Disini (bukan disana), aku ingin mempresentasikan hasil diskusi dari kelompok kami yang berjudul “SEPERTINYA ADA YANG NGGA BENER DENGAN TRADISI SIDANG TUGAS AKHIR DIKAMPUSKU”. Namun sebelumnya perkenankan aku memperkenalkan anggota dari kelompok kami, di paling kiri ada mas Mohammad sebagai pemateri pertama, disampingnya yang pakai kacamata mas Khadziqun sebagai pemateri kedua, sebelahnya lagi ada mas Iqun yang sedang memegang pena sebagai notulen dan paling kanan ada mbak Nuha sebagai pemateri ketiga serta aku sendiri Kadiq sebagai moderator. Baik, sebelum kita mulai presentasi kita pada kesempatan kali ini, marilah kita akhiri dengan bacaan hamdalah bersama-sama. Alhamdulillahirobbil ‘alamiiiiin... Pinterrrrr...

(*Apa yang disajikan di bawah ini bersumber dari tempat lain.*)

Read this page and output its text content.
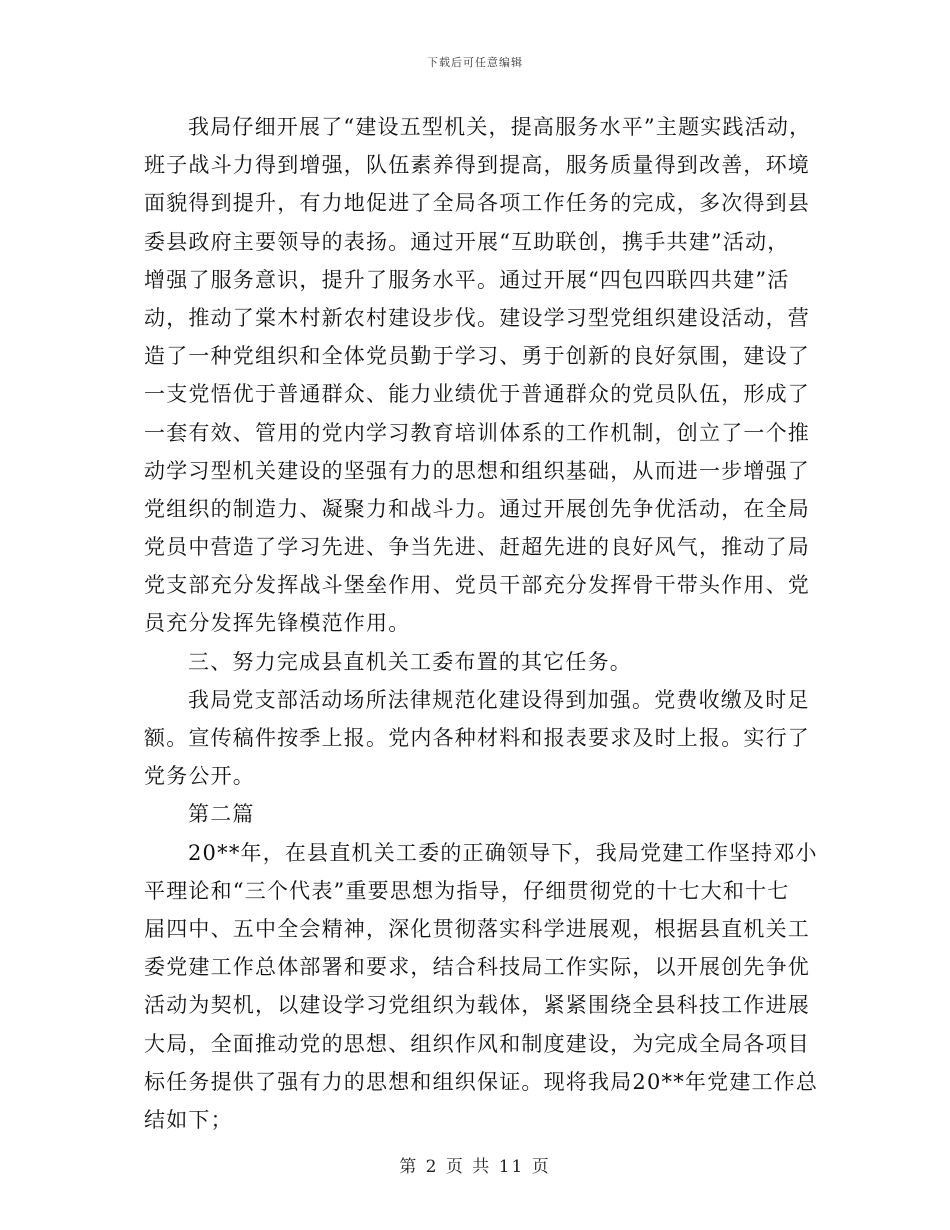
下载后可任意编辑
我局仔细开展了“建设五型机关，提高服务水平”主题实践活动，
班子战斗力得到增强，队伍素养得到提高，服务质量得到改善，环境
面貌得到提升，有力地促进了全局各项工作任务的完成，多次得到县
委县政府主要领导的表扬。通过开展“互助联创，携手共建”活动，
增强了服务意识，提升了服务水平。通过开展“四包四联四共建”活
动，推动了棠木村新农村建设步伐。建设学习型党组织建设活动，营
造了一种党组织和全体党员勤于学习、勇于创新的良好氛围，建设了
一支党悟优于普通群众、能力业绩优于普通群众的党员队伍，形成了
一套有效、管用的党内学习教育培训体系的工作机制，创立了一个推
动学习型机关建设的坚强有力的思想和组织基础，从而进一步增强了
党组织的制造力、凝聚力和战斗力。通过开展创先争优活动，在全局
党员中营造了学习先进、争当先进、赶超先进的良好风气，推动了局
党支部充分发挥战斗堡垒作用、党员干部充分发挥骨干带头作用、党
员充分发挥先锋模范作用。
三、努力完成县直机关工委布置的其它任务。
我局党支部活动场所法律规范化建设得到加强。党费收缴及时足
额。宣传稿件按季上报。党内各种材料和报表要求及时上报。实行了
党务公开。
第二篇
20**年，在县直机关工委的正确领导下，我局党建工作坚持邓小
平理论和“三个代表”重要思想为指导，仔细贯彻党的十七大和十七
届四中、五中全会精神，深化贯彻落实科学进展观，根据县直机关工
委党建工作总体部署和要求，结合科技局工作实际，以开展创先争优
活动为契机，以建设学习党组织为载体，紧紧围绕全县科技工作进展
大局，全面推动党的思想、组织作风和制度建设，为完成全局各项目
标任务提供了强有力的思想和组织保证。现将我局20**年党建工作总
结如下；
第 2 页 共 11 页
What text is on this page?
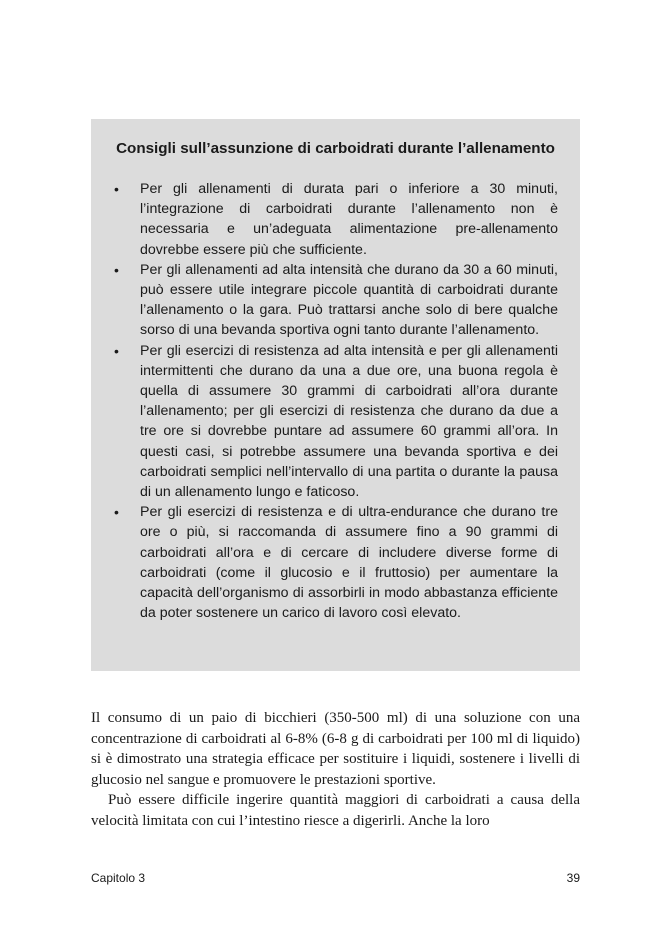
Consigli sull’assunzione di carboidrati durante l’allenamento
• Per gli allenamenti di durata pari o inferiore a 30 minuti, l’integrazione di carboidrati durante l’allenamento non è necessaria e un’adeguata alimentazione pre-allenamento dovrebbe essere più che sufficiente.
• Per gli allenamenti ad alta intensità che durano da 30 a 60 minuti, può essere utile integrare piccole quantità di carboidrati durante l’allenamento o la gara. Può trattarsi anche solo di bere qualche sorso di una bevanda sportiva ogni tanto durante l’allenamento.
• Per gli esercizi di resistenza ad alta intensità e per gli allenamenti intermittenti che durano da una a due ore, una buona regola è quella di assumere 30 grammi di carboidrati all’ora durante l’allenamento; per gli esercizi di resistenza che durano da due a tre ore si dovrebbe puntare ad assumere 60 grammi all’ora. In questi casi, si potrebbe assumere una bevanda sportiva e dei carboidrati semplici nell’intervallo di una partita o durante la pausa di un allenamento lungo e faticoso.
• Per gli esercizi di resistenza e di ultra-endurance che durano tre ore o più, si raccomanda di assumere fino a 90 grammi di carboidrati all’ora e di cercare di includere diverse forme di carboidrati (come il glucosio e il fruttosio) per aumentare la capacità dell’organismo di assorbirli in modo abbastanza efficiente da poter sostenere un carico di lavoro così elevato.

Il consumo di un paio di bicchieri (350-500 ml) di una soluzione con una concentrazione di carboidrati al 6-8% (6-8 g di carboidrati per 100 ml di liquido) si è dimostrato una strategia efficace per sostituire i liquidi, sostenere i livelli di glucosio nel sangue e promuovere le prestazioni sportive.

Può essere difficile ingerire quantità maggiori di carboidrati a causa della velocità limitata con cui l’intestino riesce a digerirli. Anche la loro

Capitolo 3	39
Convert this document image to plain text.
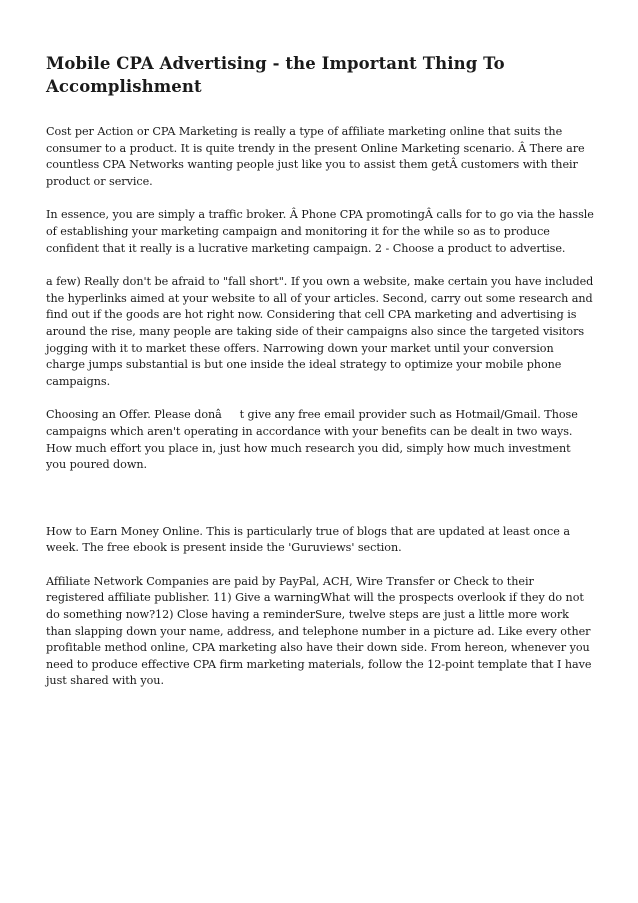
Mobile CPA Advertising - the Important Thing To Accomplishment

Cost per Action or CPA Marketing is really a type of affiliate marketing online that suits the consumer to a product. It is quite trendy in the present Online Marketing scenario. Â There are countless CPA Networks wanting people just like you to assist them getÂ customers with their product or service.

In essence, you are simply a traffic broker. Â Phone CPA promotingÂ calls for to go via the hassle of establishing your marketing campaign and monitoring it for the while so as to produce confident that it really is a lucrative marketing campaign. 2 - Choose a product to advertise.

a few) Really don't be afraid to "fall short". If you own a website, make certain you have included the hyperlinks aimed at your website to all of your articles. Second, carry out some research and find out if the goods are hot right now. Considering that cell CPA marketing and advertising is around the rise, many people are taking side of their campaigns also since the targeted visitors jogging with it to market these offers. Narrowing down your market until your conversion charge jumps substantial is but one inside the ideal strategy to optimize your mobile phone campaigns.

Choosing an Offer. Please donât give any free email provider such as Hotmail/Gmail. Those campaigns which aren't operating in accordance with your benefits can be dealt in two ways. How much effort you place in, just how much research you did, simply how much investment you poured down.

How to Earn Money Online. This is particularly true of blogs that are updated at least once a week. The free ebook is present inside the 'Guruviews' section.

Affiliate Network Companies are paid by PayPal, ACH, Wire Transfer or Check to their registered affiliate publisher. 11) Give a warningWhat will the prospects overlook if they do not do something now?12) Close having a reminderSure, twelve steps are just a little more work than slapping down your name, address, and telephone number in a picture ad. Like every other profitable method online, CPA marketing also have their down side. From hereon, whenever you need to produce effective CPA firm marketing materials, follow the 12-point template that I have just shared with you.
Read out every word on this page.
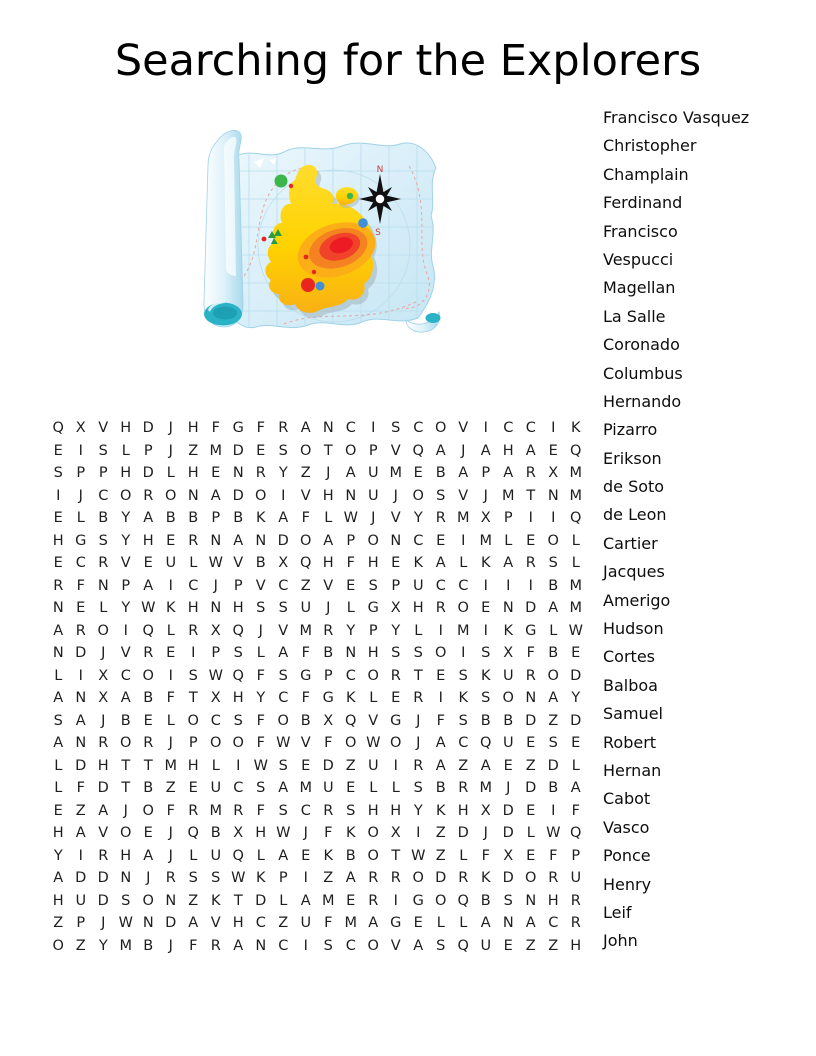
Searching for the Explorers
N
S
Francisco Vasquez
Christopher
Champlain
Ferdinand
Francisco
Vespucci
Magellan
La Salle
Coronado
Columbus
Hernando
Pizarro
Erikson
de Soto
de Leon
Cartier
Jacques
Amerigo
Hudson
Cortes
Balboa
Samuel
Robert
Hernan
Cabot
Vasco
Ponce
Henry
Leif
John
Q X V H D	J	H F G F R A N C	I	S C O V	I	C C	I	K
E	I	S L P	J	Z M D E S O T O P V Q A	J	A H A E Q
S P P H D L H E N R Y Z	J	A U M E B A P A R X M
I	J	C O R O N A D O	I	V H N U	J	O S V	J M T N M
E L B Y A B B P B K A F L W J	V Y R M X P	I	I	Q
H G S Y H E R N A N D O A P O N C E	I M L E O L
E C R V E U L W V B X Q H F H E K A L K A R S L
R F N P A	I	C	J	P V C Z V E S P U C C	I	I	I	B M
N E L Y W K H N H S S U	J	L G X H R O E N D A M
A R O	I	Q L R X Q	J	V M R Y P Y L	I M I	K G L W
N D	J	V R E	I	P S L A F B N H S S O	I	S X F B E
L	I	X C O	I	S W Q F S G P C O R T E S K U R O D
A N X A B F T X H Y C F G K L E R	I	K S O N A Y
S A	J	B E L O C S F O B X Q V G	J	F S B B D Z D
A N R O R	J	P O O F W V F O W O	J	A C Q U E S E
L D H T T M H L	I W S E D Z U	I	R A Z A E Z D L
L F D T B Z E U C S A M U E L L S B R M J	D B A
E Z A	J	O F R M R F S C R S H H Y K H X D E	I	F
H A V O E	J	Q B X H W J	F K O X	I	Z D	J	D L W Q
Y	I	R H A	J	L U Q L A E K B O T W Z L F X E F P
A D D N	J	R S S W K P	I	Z A R R O D R K D O R U
H U D S O N Z K T D L A M E R	I	G O Q B S N H R
Z P	J W N D A V H C Z U F M A G E L L A N A C R
O Z Y M B	J	F R A N C	I	S C O V A S Q U E Z Z H
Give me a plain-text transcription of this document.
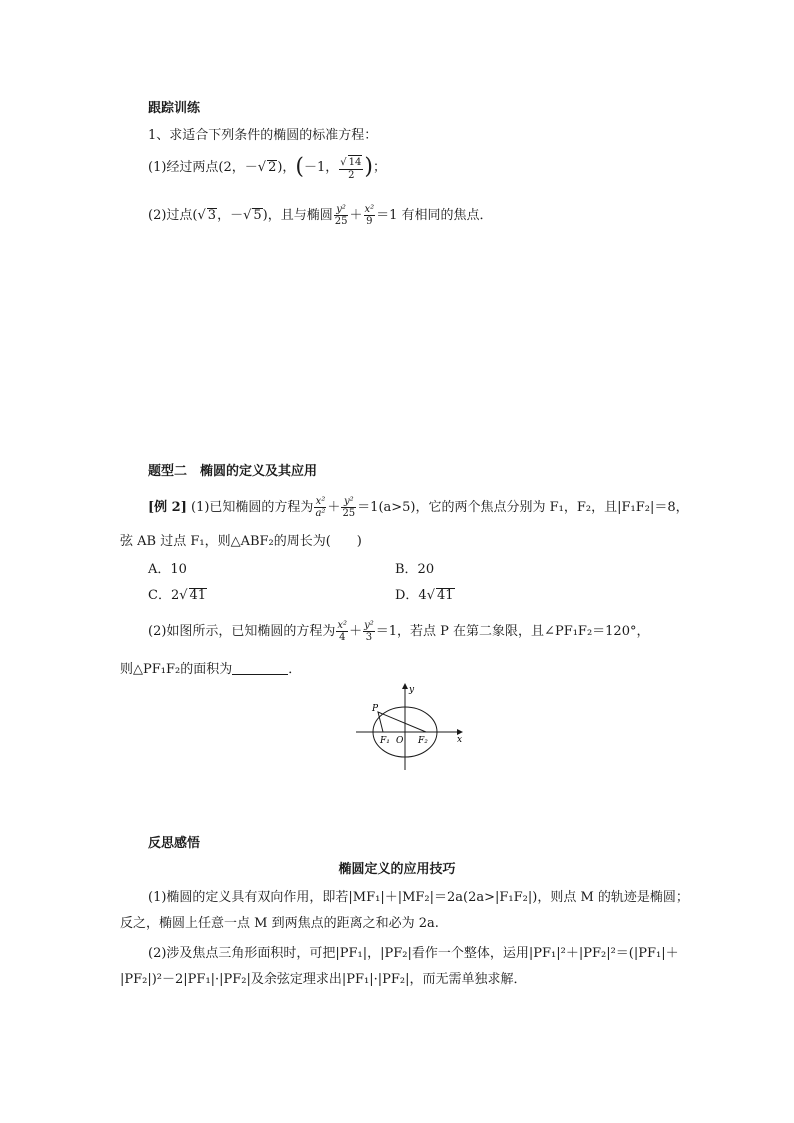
跟踪训练
1、求适合下列条件的椭圆的标准方程：
(1)经过两点(2，－√ 2)，(－1， $\frac{√ 14}{2}$ )；
(2)过点(√ 3，－√ 5)，且与椭圆 $\frac{\text{y²}}{25} + \frac{\text{x²}}{9} =1$ 有相同的焦点．
题型二　椭圆的定义及其应用
[例 2] (1)已知椭圆的方程为 $\frac{\text{x²}}{\text{a²}} + \frac{\text{y²}}{25} =1(a>5)$，它的两个焦点分别为 F₁，F₂，且|F₁F₂|＝8，
弦 AB 过点 F₁，则△ABF₂的周长为(　　)
A．10	B．20
C．2√ 41	D．4√ 41
(2)如图所示，已知椭圆的方程为 $\frac{\text{x²}}{4} + \frac{\text{y²}}{3} =1$，若点 P 在第二象限，且∠PF₁F₂＝120°，
则△PF₁F₂的面积为	．
y
x
P
F₁ O F₂
反思感悟
椭圆定义的应用技巧
(1)椭圆的定义具有双向作用，即若|MF₁|＋|MF₂|＝2a(2a>|F₁F₂|)，则点 M 的轨迹是椭圆；
反之，椭圆上任意一点 M 到两焦点的距离之和必为 2a.
(2)涉及焦点三角形面积时，可把|PF₁|，|PF₂|看作一个整体，运用|PF₁|²＋|PF₂|²＝(|PF₁|＋
|PF₂|)²－2|PF₁|·|PF₂|及余弦定理求出|PF₁|·|PF₂|，而无需单独求解．
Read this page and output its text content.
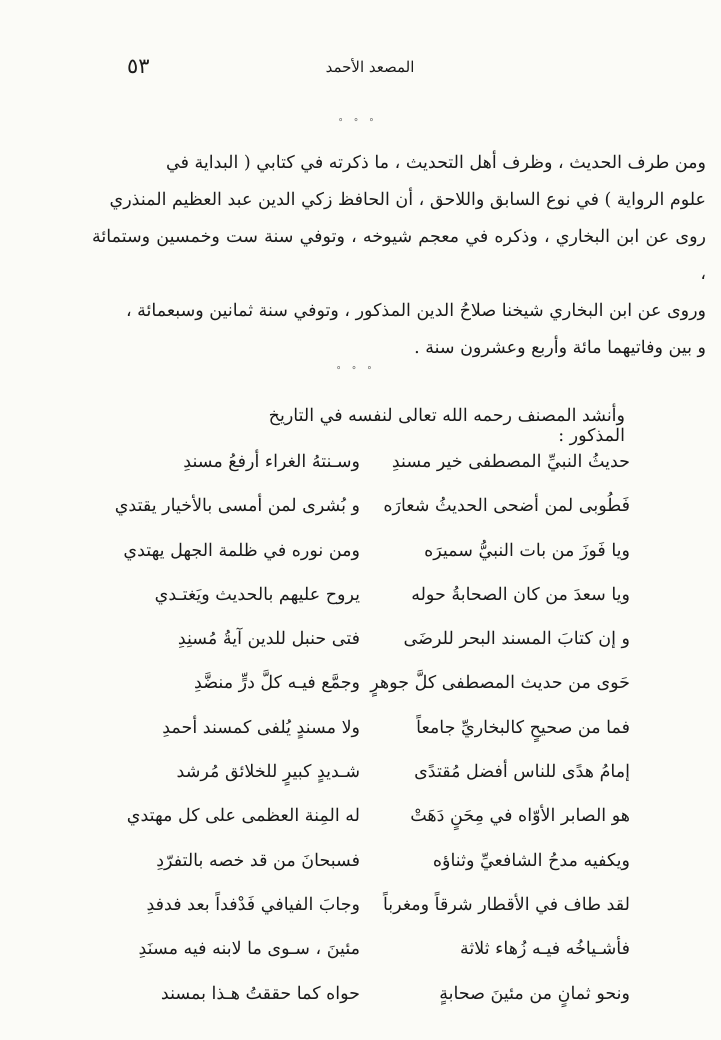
٥٣	المصعد الأحمد
° ° °
ومن طرف الحديث ، وظرف أهل التحديث ، ما ذكرته في كتابي ( البداية في
علوم الرواية ) في نوع السابق واللاحق ، أن الحافظ زكي الدين عبد العظيم المنذري
روى عن ابن البخاري ، وذكره في معجم شيوخه ، وتوفي سنة ست وخمسين وستمائة ،
وروى عن ابن البخاري شيخنا صلاحُ الدين المذكور ، وتوفي سنة ثمانين وسبعمائة ،
و بين وفاتيهما مائة وأربع وعشرون سنة .
° ° °

وأنشد المصنف رحمه الله تعالى لنفسه في التاريخ المذكور :

حديثُ النبيِّ المصطفى خير مسندِ
وسـنتهُ الغراء أرفعُ مسندِ
فَطُوبى لمن أضحى الحديثُ شعارَه
و بُشرى لمن أمسى بالأخيار يقتدي
ويا فَوزَ من بات النبيُّ سميرَه
ومن نوره في ظلمة الجهل يهتدي
ويا سعدَ من كان الصحابةُ حوله
يروح عليهم بالحديث ويَغتـدي
و إن كتابَ المسند البحر للرضَى
فتى حنبل للدين آيةُ مُسنِدِ
حَوى من حديث المصطفى كلَّ جوهرٍ
وجمَّع فيـه كلَّ درٍّ منضَّدِ
فما من صحيحٍ كالبخاريِّ جامعاً
ولا مسندٍ يُلفى كمسند أحمدِ
إمامُ هدًى للناس أفضل مُقتدًى
شـديدٍ كبيرٍ للخلائق مُرشد
هو الصابر الأوّاه في مِحَنٍ دَهَتْ
له المِنة العظمى على كل مهتدي
ويكفيه مدحُ الشافعيِّ وثناؤه
فسبحانَ من قد خصه بالتفرّدِ
لقد طاف في الأقطار شرقاً ومغرباً
وجابَ الفيافي فَدْفداً بعد فدفدِ
فأشـياخُه فيـه زُهاء ثلاثة
مئينَ ، سـوى ما لابنه فيه مسنَدِ
ونحو ثمانٍ من مئينَ صحابةٍ
حواه كما حققتُ هـذا بمسند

Sidang tugas akhir, merupakan ritual wajib bin fardhu ‘ain mugholadhoh bagi calon pemakai toga disemua jenjang pendidikan di Perguruan Tinggi. Setelah sekian lama memeras keringat, memutar otak, jungkir balik, dan hands stand (ebusetttt... ini lagi sirkus apa yaa...) untuk menyelesaikan tugas akhir, ini merupakan ajang pembuktian dan pertanggungjawaban karyanya. Sidang itu ibarat yaumul hisab untuk menerima eksekusi dari para algojo tugas akhir. Tak jarang ada yang stress mendadak untuk menanti sidang tersebut. Selain dalam segi kognitif, segi psikologis sangat diuji dalam hal ini (cieee sayaaa... ngomongnya sok bener).

Nah, beberapa saat yang lalu betapa aku dikejutkan (tapi ngga sampai bilang WOW, karena terlalu mainstream) dengan penuturan salah seorang temanku yang ngampus disalah satu Perguruan Tinggi bonafit di kota bumi Arema. Sebut saja namanya Indah (nama sebenarnya) yang kuliah di kampus dengan inisial UM itu, menuturkan bahwa
“Aku barusan ujian skripsi bang dan seneng deh teman-temanku pada dateng sambil bawain banyak jajan”
“Hah? Bentar ndah, bawain banyak jajan? Maksudnya?”, tanyaku bingung.
“Iya, jadi kalau dikampusku tradisinya kalau lagi sidang skripsi teman-teman pada dateng bang dan kalau sidangnya sudah kelar pada ngasih bunga dan bersorak-sorai kepada yang lagi ujian itu. Nah kemarin, ntah kenapa temanku ngasihnya bukan bunga tapi jajan yang banyak”, jelasnya.
“Yaa... Mungkin mereka tahu kalau kamu gembul, ndah.” Sahutku sambil tertawa tengil dengan emoticon chatting.



Disini kadang aku merasa bingung bin salut. Hah? What? Kok sampai segitunya yaa tradisinya. Tapi keren, aku ngga pernah menjumpai itu dikampusku. Boro-boro ngasih bunga, jajan, atau hampir semua temannya datang lalu ngga cuman foto selfie namun foto groovy, eh… Semua pada bingung mikirin “nasib”-nya sendiri-sendiri saat hari eksekusi. Ibarat kata pada bilang nafsi... nafsi... Ini? Kok sampek kepikiran temannya yang sedang berjuang dimedan tempur.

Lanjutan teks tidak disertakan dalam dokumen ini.